Monday, February 03, 2003

Roman Potter-y The Vatican seems to be giving the green light to believers to dabble in New Age practices that don't contradict Church teachings. I'd like to see a longer breakdown of the topic before laying down blogfire, but I'm locked and loaded. [Update 11PM-the report is online and doesn't seem nearly as sell-outish as the article made it out to be] That won't be the lead item, however. This subset of the story involving Harry Potter will be around the Blogosphere for a while, and I'll likely get some flak for what I'm about to say about it. .
THE Vatican is giving two thumbs up to the Harry Potter series. The Reverend Don Peter Fleetwood told a Vatican press conference today the good versus evil plotlines of the best-selling books were imbued with Christian morals. "I don't see any, any problems in the Harry Potter series," he said.
It may have generic good-versus-evil ethics, but God is largely a non-issue in the series. It sort of reminds me of the aunt asking for "good Christian behavior" when what she was looking for was good behavior. However, this seems to be missing a key factor; the Potter series makes the supernatural seem too fictional. I'll rehash what I said back in October; there are essentially two things that are problematic with the use of magic in fiction. Most people dwell on the idea that it gives what I called the "negative supernatural" (as opposed to the good supernatural things that flow from the Holy Spirit) both a good name and good press(I made those two separate line items in October); however, the bigger problem in my mind is that by saying that the supernatural is merely fiction.

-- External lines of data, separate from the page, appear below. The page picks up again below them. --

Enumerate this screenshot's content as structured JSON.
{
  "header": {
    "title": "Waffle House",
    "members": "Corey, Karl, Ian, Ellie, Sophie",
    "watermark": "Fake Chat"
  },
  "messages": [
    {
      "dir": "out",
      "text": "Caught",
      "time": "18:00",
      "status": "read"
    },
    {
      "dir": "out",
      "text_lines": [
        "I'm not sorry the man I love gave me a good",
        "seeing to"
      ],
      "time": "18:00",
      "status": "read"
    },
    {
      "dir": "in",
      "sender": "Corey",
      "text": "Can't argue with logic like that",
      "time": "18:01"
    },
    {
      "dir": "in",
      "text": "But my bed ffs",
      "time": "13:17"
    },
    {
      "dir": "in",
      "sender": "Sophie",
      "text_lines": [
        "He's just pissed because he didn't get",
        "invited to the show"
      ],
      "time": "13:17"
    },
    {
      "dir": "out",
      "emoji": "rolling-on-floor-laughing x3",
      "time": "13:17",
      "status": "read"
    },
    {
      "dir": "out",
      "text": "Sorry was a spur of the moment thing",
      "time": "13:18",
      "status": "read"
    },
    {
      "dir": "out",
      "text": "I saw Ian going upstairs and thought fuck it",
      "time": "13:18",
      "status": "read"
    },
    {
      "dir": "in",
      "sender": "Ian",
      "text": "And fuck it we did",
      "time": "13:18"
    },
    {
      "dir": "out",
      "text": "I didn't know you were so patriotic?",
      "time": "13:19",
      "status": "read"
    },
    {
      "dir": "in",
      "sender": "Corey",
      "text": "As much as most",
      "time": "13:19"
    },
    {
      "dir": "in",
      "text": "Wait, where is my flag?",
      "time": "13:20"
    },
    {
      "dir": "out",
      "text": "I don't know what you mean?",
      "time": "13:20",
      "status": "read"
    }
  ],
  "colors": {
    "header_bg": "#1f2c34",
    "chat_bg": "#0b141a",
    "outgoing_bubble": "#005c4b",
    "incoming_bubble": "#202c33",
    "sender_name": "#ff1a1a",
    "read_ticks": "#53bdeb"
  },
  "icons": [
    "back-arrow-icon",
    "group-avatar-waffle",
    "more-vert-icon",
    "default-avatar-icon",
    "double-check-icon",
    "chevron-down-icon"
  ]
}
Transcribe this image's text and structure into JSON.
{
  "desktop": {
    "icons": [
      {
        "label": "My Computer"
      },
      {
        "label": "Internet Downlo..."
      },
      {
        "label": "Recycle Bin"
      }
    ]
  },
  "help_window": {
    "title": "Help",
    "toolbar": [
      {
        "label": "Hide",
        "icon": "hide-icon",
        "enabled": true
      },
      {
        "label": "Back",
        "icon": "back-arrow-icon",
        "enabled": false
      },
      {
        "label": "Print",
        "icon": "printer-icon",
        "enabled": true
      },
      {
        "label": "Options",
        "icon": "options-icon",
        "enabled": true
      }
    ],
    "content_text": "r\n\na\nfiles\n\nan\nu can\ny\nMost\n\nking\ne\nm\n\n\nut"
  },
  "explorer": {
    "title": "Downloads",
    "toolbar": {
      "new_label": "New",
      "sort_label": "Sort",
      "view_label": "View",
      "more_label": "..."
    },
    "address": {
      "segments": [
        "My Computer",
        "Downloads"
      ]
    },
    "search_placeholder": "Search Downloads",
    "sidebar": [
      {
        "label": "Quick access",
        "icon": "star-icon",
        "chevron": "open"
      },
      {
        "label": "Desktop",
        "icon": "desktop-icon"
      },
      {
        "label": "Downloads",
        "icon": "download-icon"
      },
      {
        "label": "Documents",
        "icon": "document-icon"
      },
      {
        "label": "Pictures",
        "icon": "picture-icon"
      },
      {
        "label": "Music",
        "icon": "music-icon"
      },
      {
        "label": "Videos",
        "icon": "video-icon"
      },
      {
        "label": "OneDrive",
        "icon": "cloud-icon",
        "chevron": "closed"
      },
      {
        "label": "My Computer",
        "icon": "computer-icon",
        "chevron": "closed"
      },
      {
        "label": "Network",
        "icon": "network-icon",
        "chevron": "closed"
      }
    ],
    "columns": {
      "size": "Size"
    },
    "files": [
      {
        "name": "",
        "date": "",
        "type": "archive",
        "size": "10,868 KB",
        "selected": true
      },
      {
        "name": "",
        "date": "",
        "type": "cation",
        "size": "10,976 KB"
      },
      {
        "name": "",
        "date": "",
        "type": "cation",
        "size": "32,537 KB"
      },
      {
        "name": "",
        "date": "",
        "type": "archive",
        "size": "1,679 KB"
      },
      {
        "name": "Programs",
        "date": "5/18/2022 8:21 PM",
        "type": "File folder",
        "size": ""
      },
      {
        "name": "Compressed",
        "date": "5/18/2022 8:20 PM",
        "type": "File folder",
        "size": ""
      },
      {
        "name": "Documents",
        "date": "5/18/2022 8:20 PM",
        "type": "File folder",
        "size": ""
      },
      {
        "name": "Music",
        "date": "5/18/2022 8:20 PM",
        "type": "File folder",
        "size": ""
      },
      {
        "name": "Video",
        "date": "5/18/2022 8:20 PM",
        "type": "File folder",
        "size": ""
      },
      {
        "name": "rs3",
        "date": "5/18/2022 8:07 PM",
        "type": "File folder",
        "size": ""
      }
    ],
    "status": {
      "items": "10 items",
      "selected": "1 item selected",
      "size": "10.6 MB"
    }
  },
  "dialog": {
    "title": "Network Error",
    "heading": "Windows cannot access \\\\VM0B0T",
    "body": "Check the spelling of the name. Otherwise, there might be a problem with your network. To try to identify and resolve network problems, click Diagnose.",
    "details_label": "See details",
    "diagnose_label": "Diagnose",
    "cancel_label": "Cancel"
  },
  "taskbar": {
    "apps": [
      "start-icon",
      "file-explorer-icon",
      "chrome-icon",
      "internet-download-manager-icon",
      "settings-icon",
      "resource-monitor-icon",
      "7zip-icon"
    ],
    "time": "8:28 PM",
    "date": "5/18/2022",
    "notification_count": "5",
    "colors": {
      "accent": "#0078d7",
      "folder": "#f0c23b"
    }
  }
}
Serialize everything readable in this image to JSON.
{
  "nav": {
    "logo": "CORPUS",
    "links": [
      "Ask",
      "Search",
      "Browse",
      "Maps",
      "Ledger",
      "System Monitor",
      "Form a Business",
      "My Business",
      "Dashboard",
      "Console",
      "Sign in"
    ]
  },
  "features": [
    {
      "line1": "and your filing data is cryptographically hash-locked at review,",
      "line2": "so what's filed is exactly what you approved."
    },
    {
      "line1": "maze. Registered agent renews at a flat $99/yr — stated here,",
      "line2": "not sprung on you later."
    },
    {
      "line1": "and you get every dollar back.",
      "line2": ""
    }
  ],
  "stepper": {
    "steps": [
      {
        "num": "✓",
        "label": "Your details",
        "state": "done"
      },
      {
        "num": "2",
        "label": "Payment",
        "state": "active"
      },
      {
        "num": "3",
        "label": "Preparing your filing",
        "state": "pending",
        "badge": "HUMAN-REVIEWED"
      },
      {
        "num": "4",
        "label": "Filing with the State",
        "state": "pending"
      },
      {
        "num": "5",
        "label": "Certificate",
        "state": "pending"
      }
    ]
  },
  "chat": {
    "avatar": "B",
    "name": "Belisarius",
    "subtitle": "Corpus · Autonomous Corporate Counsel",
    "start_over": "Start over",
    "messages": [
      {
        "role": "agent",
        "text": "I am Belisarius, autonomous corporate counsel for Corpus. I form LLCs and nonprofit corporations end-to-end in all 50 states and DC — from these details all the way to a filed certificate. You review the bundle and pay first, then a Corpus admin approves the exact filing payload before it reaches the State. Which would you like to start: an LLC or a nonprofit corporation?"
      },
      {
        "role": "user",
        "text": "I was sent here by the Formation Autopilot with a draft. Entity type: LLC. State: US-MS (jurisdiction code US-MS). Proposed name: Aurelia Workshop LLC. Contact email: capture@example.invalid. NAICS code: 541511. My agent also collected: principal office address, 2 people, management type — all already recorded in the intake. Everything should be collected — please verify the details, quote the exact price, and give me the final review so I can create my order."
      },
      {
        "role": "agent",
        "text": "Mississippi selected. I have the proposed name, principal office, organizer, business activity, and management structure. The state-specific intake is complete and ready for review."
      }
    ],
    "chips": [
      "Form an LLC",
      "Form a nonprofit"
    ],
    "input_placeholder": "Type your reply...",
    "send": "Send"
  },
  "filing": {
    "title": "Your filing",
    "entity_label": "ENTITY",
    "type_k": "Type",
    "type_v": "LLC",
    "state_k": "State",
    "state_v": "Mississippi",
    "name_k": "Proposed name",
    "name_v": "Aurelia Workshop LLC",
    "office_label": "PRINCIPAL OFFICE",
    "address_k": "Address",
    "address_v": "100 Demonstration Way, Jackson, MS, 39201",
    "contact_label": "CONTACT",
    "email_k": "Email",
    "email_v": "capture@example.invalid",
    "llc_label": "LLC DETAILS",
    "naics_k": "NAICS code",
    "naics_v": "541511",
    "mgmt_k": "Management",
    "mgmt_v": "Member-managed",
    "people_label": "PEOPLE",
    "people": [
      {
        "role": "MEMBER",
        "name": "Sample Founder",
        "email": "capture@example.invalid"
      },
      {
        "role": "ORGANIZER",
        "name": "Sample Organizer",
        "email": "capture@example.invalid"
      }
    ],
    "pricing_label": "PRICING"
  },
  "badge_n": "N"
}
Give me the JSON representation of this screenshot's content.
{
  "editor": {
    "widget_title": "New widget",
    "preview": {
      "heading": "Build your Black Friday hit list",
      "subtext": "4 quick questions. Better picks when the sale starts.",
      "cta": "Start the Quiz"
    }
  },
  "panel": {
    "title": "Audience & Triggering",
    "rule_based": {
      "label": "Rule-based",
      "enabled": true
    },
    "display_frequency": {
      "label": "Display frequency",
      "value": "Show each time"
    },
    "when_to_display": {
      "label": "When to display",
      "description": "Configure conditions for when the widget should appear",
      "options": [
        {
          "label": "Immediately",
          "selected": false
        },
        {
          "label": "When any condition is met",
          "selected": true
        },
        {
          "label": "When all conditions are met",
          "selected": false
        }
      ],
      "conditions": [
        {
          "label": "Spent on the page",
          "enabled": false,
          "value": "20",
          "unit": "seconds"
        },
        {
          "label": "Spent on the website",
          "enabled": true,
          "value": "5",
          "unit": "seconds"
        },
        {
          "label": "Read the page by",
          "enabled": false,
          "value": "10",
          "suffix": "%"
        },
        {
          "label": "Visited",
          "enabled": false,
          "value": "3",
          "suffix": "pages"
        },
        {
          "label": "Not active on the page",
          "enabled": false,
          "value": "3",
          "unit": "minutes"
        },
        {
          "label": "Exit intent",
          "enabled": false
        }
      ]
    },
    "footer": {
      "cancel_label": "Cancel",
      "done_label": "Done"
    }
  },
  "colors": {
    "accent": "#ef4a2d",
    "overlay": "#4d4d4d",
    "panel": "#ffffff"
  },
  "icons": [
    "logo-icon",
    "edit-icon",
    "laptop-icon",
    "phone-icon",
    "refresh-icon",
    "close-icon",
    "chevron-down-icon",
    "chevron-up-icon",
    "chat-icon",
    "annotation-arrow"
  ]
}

Fleetwood was responding to questions following the release of a new Vatican document on the New Age phenomenon, which he helped draft as a member of the Pontifical Council for Culture. Fleetwood was asked whether the magic embraced by Harry Potter and his pals at the Hogwarts School of Witchcraft and Wizardry was problematic for the Catholic church. Some evangelical groups have condemned the series for glamorising magic and the occult. "I don't think there's anyone in this room who grew up without fairies, magic and angels in their imaginary world," said Fleetwood, who is British. "They aren't bad. They aren't serving as a banner for an anti-Christian ideology.
Yep, we did grow up with that stuff, but that doesn't mean it's helpful. By moving the supernatural into the realm of fiction, it lowers people thoughts of what God can do in the real world, as well as what the Devil can do as well.
"If I have understood well the intentions of Harry Potter's author, they help children to see the difference between good and evil. "And she is very clear on this."
That's true, but they don't focus on the source of that good and evil. Children need to learn not just to call upon their consciences but to God for help on a daily basis. By making the supernatural seem so fictional, it makes the idea of a hands-on God seem equally fictional.
Religious reaction to Harry Potter has been mixed. While there has been criticism from some evangelicals, ecumenical groups such as Churches Together in Britain and Ireland have echoed Fleetwood's contention that the books illustrate important themes like the battle between good and evil.
The more theologically liberal churches also discount the idea of spiritual warfare, both of the positive influence of the Holy Spirit and the negative influence of demonic forces. By moving the supernatural into the realm of fiction, they take away the vitality of the faith and make their churches a mere rubber stamp for the larger culture's values.